Le autorità carcerarie hanno contattato la madre del dissidente cinese per comunicare che le analisi non rivelano la presenza di tumore al fegato, ma non presentano le prove scritte. Nel frattempo, la polizia dell’Hubei chiude in un ospedale psichiatrico un uomo “colpevole” di aver denunciato il corrotto regime locale.
Pechino (AsiaNews/Agenzie) – Il governo cinese ha deciso di negare la libertà condizionata per motivi di salute a Hu Jia, il dissidente anti Aids in carcere per sovversione che, secondo la famiglia, soffre di cancro al fegato. Lo ha confermato la madre di Hu, che ieri ha ricevuto una telefonata da parte del direttore dell’ospedale della prigione. Secondo la moglie del dissidente, Zeng Jinyan, “Jia è già stato riportato in cella, nonostante la cirrosi che lo fa soffrire”.
 
La domanda di scarcerazione era stata avanzata alle autorità penitenziarie di Pechino la scorsa settimana sempre dalla moglie del dissidente, preoccupata che la cirrosi di cui soffre il marito possa provocare un tumore al fegato. Dopo la telefonata del direttore, la Zeng ha chiesto di poter avere i risultati scritti delle analisi fatte al marito.
 
Hu Jia, 36 anni, è noto nel Paese per le sue battaglie a favore dei malati di Aids. Ha sempre combattuto per uno sviluppo democratico della Cina, per un’assoluta libertà religiosa nel Paese e per una revisione della situazione del Tibet, che “dovrebbe essere libero di decidere del suo futuro”. Con il tempo è diventato anche una sorta di punto centrale della dissidenza cinese: ha raccolto articoli, preparato ricorsi legali e presentato alla comunità internazionale l’opera di tutti gli altri oppositori non violenti del regime.
 
Ha collaborato con i media stranieri e con le ambasciate, fornendo materiale sulle violazioni ai diritti umani commesse dal Partito comunista. L’ultima condanna - a tre anni e mezzo di prigione – gli è stata comminata per aver scritto insieme all’avvocato democratico Teng Biao una lettera aperta nella quale si criticava l’uso delle Olimpiadi di Pechino del 2008 per la propaganda politica del Partito Comunista Cinese, il partito unico che governa il Paese.
 
La richiesta di scarcerazione era stata appoggiata da diversi gruppi internazionali per i diritti umani e da alcuni leader politici, che tuttavia Pechino ha ignorato.

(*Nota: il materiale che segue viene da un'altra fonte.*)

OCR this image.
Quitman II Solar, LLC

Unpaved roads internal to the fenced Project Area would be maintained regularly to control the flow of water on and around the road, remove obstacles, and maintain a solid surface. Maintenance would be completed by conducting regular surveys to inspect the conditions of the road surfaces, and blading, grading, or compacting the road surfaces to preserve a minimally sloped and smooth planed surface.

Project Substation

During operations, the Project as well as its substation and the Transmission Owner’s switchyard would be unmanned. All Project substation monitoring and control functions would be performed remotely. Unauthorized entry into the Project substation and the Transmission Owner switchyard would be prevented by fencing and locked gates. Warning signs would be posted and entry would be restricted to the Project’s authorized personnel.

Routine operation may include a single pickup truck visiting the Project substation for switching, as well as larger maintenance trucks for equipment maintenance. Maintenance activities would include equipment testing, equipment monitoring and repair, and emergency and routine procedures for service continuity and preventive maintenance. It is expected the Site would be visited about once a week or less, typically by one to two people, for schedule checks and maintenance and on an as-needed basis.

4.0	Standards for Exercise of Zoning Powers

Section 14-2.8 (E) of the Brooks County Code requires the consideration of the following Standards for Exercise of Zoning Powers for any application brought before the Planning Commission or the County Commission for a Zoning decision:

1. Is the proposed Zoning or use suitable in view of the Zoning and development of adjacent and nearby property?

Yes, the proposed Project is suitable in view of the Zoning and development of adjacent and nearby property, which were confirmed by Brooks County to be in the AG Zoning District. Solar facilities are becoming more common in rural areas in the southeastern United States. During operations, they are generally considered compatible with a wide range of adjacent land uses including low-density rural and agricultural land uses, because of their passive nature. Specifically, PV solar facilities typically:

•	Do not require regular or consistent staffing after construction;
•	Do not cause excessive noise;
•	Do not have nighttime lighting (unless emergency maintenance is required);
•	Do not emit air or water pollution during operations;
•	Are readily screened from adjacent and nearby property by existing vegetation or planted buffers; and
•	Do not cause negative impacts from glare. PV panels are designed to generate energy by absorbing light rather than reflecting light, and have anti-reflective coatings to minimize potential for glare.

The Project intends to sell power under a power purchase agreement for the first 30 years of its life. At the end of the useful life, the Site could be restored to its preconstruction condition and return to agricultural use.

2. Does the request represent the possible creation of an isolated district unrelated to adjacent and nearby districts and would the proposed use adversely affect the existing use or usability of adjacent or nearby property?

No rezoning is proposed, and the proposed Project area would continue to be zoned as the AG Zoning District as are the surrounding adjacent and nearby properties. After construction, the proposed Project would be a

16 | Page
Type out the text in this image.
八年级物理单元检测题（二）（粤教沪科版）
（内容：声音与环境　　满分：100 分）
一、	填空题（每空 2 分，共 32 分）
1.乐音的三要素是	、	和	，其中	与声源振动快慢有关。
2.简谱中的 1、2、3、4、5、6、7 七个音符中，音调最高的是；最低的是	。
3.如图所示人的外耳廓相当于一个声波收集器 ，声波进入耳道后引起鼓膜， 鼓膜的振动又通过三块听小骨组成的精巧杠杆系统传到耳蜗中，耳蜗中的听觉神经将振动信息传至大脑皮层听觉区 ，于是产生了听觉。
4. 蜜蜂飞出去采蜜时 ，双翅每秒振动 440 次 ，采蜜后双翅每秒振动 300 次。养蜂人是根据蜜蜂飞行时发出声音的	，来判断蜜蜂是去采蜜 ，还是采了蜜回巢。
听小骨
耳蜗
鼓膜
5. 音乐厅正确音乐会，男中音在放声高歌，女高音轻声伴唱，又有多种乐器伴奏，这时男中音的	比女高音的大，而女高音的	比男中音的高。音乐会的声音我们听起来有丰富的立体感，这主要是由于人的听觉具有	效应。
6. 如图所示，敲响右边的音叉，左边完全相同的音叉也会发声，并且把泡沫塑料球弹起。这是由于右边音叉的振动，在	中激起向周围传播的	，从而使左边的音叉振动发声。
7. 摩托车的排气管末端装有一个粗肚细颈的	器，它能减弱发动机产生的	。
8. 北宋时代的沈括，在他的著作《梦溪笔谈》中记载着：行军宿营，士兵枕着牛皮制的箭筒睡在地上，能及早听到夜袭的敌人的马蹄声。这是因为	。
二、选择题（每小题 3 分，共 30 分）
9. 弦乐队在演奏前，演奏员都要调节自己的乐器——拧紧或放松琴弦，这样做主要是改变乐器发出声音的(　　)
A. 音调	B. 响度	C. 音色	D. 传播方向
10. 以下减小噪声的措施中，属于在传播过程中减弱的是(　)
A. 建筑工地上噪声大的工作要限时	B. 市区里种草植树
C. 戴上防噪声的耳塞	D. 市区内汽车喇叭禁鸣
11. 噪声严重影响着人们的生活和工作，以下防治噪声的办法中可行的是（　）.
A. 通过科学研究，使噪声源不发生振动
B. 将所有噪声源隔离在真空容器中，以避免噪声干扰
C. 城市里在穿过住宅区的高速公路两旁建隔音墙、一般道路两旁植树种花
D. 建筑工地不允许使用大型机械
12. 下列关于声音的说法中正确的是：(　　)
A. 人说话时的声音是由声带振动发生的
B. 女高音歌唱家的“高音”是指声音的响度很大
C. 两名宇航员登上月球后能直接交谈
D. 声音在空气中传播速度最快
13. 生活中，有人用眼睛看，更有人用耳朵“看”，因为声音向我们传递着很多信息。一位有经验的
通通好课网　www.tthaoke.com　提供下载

In un’intervista rilasciata all’inizio del 2008, lo stesso Hu ha spiegato da dove derivano i suoi problemi fisici: “Ho la cirrosi perché ho combattuto contro la polizia negli ultimi cinque anni: i cinesi credono che la rabbia danneggi il fegato, e ci sono stati troppo sangue e combattimenti”.
 
In ogni caso, il regime cinese non sembra voler cambiare i propri metodi riguardo la libertà di espressione. La polizia dell’Hubei, infatti, ha rinchiuso in un ospedale psichiatrico Peng Baoquan, che aveva denunciato gli scorretti comportamenti dei dirigenti comunisti della contea di Shiyan. Gli agenti lo hanno arrestato lo scorso 9 aprile, mentre fotografava un gruppo di circa 20 manifestanti che volevano giustizia davanti a un hotel, dove si stava svolgendo un incontro del Partito locale.
 
La pratica di far sparire i dissidenti o i manifestanti in quelle che vengono chiamate “prigioni nere” – alberghi clandestini o ospedali psichiatrici – è divenuta sempre più frequente negli ultimi anni. In questo modo, infatti, la polizia può eliminare il problema senza doversi preoccupare di trovare prove o fare indagini contro i sospettati.